An investigation into the dispersion of ocean surface waves in sea ice

Abstract

This investigation considers theoretical models and empirical studies related to the dispersion of ocean surface gravity waves propagating in ice covered seas. In theory, wave dispersion is related to the mechanical nature of the ice. The change of normalized wavenumber is shown for four different dispersion models: the mass-loading model, an elastic plate model, an elastic plate model extended to include dissipation, and a viscous-layer model. For each dispersion model, model parameters are varied showing the dependence of deviation from open water dispersion on ice thickness, elasticity, and viscosity. In all cases, the deviation of wavenumber from the open water relation is more pronounced for higher frequencies.
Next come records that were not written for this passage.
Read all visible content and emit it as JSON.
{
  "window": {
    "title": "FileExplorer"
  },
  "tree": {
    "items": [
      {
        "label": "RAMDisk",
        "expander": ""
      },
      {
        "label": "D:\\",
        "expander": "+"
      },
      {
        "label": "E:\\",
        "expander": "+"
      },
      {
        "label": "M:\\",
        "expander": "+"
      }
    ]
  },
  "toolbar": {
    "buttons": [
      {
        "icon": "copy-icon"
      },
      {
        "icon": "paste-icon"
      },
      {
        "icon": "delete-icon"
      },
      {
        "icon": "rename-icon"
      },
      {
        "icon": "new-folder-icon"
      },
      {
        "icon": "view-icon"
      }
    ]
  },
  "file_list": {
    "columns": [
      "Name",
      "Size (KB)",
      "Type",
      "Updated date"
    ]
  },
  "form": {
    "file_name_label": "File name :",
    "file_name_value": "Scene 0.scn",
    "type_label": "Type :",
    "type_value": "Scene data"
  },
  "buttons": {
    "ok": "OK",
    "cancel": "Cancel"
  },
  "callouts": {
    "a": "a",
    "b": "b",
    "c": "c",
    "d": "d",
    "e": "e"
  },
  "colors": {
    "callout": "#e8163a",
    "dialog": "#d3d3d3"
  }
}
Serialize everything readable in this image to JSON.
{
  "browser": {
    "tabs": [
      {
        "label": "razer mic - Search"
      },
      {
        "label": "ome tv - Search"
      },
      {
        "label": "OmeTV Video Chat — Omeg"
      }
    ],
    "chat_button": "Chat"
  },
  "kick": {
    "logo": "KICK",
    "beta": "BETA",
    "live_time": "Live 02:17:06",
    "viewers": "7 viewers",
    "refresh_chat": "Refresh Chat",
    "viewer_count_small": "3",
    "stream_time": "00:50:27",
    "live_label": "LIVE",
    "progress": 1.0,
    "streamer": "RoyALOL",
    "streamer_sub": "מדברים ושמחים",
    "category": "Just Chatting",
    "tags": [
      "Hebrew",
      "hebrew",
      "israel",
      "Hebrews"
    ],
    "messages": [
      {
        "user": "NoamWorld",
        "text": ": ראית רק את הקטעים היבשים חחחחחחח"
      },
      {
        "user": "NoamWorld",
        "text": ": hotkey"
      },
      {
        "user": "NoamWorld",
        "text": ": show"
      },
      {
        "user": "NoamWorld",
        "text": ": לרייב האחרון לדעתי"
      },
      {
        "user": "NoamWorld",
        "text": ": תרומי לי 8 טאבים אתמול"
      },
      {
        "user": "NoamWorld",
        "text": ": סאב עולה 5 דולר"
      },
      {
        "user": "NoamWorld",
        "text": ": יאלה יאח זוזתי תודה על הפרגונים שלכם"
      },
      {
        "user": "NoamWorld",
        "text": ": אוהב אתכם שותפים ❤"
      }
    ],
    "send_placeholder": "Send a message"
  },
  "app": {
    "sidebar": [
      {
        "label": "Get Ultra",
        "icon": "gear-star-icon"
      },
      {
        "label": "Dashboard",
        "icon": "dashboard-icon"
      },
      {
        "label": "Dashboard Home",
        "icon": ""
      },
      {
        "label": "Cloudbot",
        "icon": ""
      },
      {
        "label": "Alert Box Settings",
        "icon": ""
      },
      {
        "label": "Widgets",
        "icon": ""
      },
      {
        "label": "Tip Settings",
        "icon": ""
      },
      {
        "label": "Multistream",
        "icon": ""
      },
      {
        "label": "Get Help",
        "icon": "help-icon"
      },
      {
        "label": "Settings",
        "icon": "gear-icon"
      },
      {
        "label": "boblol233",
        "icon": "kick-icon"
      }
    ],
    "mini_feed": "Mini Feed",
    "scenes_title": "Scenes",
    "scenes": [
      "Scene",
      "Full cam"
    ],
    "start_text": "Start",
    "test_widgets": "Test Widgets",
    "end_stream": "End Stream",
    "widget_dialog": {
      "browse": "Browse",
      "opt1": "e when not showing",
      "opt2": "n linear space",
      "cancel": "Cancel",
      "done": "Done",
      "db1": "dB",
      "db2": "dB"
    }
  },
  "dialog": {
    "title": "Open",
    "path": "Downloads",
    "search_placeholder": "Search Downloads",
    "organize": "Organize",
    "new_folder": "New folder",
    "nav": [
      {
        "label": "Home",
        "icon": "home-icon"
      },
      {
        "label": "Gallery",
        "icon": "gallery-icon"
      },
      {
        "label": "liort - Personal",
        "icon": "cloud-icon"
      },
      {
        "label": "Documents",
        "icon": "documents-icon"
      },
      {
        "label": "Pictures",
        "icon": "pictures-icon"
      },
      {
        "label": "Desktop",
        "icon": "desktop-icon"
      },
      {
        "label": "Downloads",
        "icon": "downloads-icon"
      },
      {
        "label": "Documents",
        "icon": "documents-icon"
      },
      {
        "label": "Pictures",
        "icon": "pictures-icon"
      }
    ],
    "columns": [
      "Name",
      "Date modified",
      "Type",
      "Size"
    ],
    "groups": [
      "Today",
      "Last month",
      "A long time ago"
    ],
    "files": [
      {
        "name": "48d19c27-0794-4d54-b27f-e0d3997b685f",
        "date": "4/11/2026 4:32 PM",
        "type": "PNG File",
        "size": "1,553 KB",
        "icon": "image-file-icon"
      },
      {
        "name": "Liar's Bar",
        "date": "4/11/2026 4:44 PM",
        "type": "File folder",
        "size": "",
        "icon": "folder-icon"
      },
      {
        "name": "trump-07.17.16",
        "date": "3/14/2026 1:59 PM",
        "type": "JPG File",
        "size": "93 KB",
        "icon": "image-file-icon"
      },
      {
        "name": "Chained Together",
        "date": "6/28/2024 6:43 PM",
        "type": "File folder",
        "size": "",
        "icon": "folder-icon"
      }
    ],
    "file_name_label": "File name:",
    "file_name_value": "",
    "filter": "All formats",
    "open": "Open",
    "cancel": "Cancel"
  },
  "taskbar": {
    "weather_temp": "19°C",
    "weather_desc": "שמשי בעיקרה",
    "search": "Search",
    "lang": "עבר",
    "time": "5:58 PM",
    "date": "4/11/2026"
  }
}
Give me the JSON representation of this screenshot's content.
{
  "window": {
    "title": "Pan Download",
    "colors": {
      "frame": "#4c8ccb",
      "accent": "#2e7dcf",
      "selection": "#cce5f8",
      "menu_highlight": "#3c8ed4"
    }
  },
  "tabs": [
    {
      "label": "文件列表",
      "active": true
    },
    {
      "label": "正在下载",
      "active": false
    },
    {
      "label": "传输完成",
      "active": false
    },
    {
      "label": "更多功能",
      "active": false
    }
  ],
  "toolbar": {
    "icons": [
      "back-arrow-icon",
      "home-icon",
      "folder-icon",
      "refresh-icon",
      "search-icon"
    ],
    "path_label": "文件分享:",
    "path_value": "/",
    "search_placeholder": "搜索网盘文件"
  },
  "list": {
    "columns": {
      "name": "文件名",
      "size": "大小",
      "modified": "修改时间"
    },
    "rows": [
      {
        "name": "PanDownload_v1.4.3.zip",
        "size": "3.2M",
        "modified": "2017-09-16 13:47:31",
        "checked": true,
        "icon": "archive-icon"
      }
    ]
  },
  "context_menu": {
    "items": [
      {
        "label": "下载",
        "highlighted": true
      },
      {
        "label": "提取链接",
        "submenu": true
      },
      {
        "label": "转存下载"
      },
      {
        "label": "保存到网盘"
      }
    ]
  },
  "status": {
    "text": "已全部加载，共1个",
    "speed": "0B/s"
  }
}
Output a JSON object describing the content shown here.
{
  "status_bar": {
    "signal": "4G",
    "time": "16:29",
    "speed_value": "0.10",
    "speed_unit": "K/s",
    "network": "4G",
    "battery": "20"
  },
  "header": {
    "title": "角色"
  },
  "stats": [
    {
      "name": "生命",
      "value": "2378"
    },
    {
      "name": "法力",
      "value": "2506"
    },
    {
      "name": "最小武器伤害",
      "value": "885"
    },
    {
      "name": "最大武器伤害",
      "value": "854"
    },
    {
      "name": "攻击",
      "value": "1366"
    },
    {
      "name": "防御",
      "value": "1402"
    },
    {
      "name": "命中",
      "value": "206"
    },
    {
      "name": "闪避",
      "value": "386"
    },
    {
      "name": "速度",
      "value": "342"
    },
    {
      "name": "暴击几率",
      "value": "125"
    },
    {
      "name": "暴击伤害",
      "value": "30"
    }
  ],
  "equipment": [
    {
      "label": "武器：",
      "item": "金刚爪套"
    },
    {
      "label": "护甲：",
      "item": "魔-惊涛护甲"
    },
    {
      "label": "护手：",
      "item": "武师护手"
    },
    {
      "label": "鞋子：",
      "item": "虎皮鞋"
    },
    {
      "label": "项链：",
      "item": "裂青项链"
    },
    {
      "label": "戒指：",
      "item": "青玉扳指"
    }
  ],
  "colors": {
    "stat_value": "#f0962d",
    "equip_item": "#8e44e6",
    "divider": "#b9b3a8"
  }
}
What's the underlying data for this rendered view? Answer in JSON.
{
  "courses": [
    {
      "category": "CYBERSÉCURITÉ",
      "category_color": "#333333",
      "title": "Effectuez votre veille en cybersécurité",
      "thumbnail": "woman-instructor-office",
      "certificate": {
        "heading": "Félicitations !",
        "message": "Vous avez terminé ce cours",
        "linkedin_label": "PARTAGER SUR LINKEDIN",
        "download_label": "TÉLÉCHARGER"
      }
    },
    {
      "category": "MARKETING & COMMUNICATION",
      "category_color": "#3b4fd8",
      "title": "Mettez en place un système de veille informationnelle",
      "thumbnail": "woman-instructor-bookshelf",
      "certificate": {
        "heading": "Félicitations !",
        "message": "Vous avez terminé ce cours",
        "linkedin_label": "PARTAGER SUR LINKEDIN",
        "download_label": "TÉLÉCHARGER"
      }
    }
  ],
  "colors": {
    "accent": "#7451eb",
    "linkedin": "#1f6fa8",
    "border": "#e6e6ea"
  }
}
The effect of mass loading, a component of all dispersion models, tends to shorten the wavelength. The Voigt model of dissipation in an elastic plate model does not change the wavelength. Elasticity in the elastic plate model and viscosity in the viscous-layer model tend to increase the wavelength. The net effect, lengthening or shortening, is a function of the particular combination of ice parameters and wave frequency. Empirical results were compiled and interpreted in the context of these theoretical models of dispersion. A synopsis of previous measurements is as follows: observations in a loose pancake ice in the marginal ice zone, often, though not always, showed shortened wavelengths. Both lengthening and shortening have been observed in compact pancakes and pancakes in brash ice. Quantitative matches to the flexural-gravity model have been found in Arctic interior pack ice and sheets of fast ice.